Construction of Covalent Triazine Framework-Supported MnCo2O4.5 Nanoneedles via Enhanced Dispersion Strategy to Promote Ammonium Perchlorate Thermal Decomposition

Enhanced catalytic activity for composite solid propellants (CSPs) can be achieved through high-efficiency dispersion of active sites on the surface of two-dimensional (2D) materials. In this study, we report the in situ formation of MnCo2O4.5 nanoneedles on the surface of covalent triazine frameworks (CTFs), resulting in 2D CTF/MnCo2O4.5 composites with outstanding catalytic properties for the thermal decomposition of ammonium perchlorate (AP). X-ray diffraction (XRD) and X-ray photoelectron spectroscopy (XPS) analyses confirmed the successful preparation of the CTF/MnCo2O4.5 composites and revealed the interaction between CTFs and MnCo2O4.5. Scanning electron microscopy (SEM) and elemental mapping further demonstrated the uniform anchoring and dispersion of MnCo2O4.5 nanoneedles on the layered CTF surfaces.

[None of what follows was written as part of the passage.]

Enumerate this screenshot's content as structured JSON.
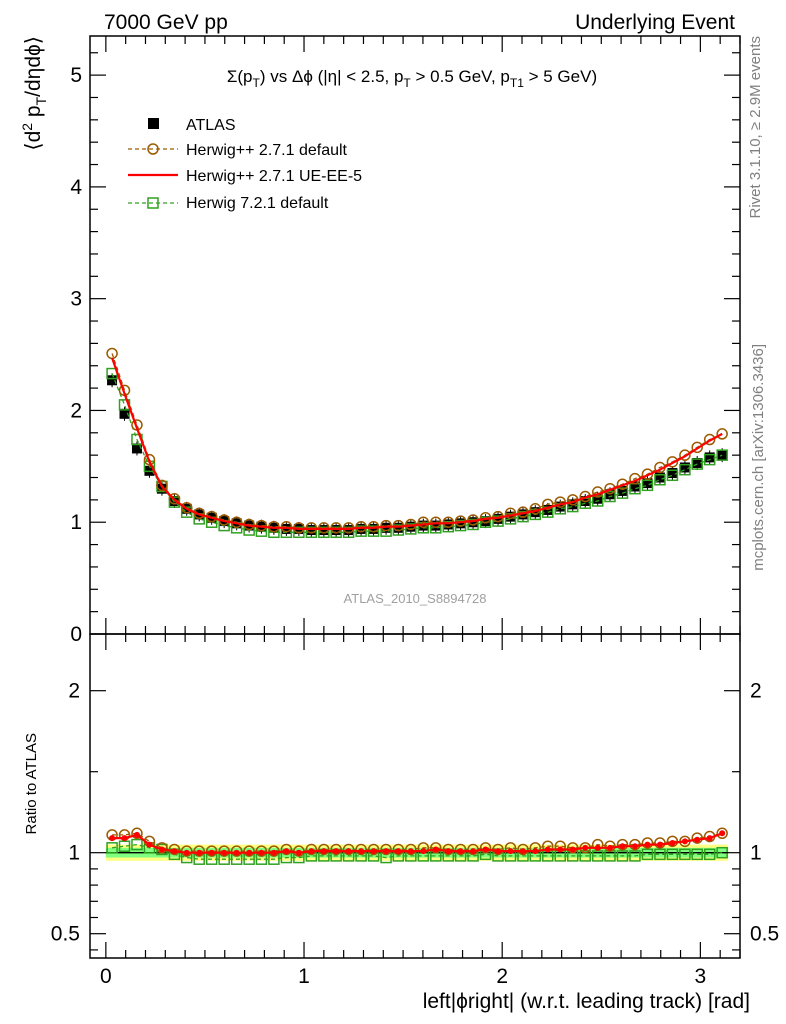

Additionally, the obtained CTF/MnCo2O4.5 composites exhibited promising catalytic capacity for AP decomposition. When added at a loading of 2 wt%, the CTF/MnCo2O4.5 composites significantly reduced the thermal decomposition temperature of AP by 81.3 °C, while simultaneously decreasing the content to 30 wt% compared to pure MnCo2O4.5 catalysts.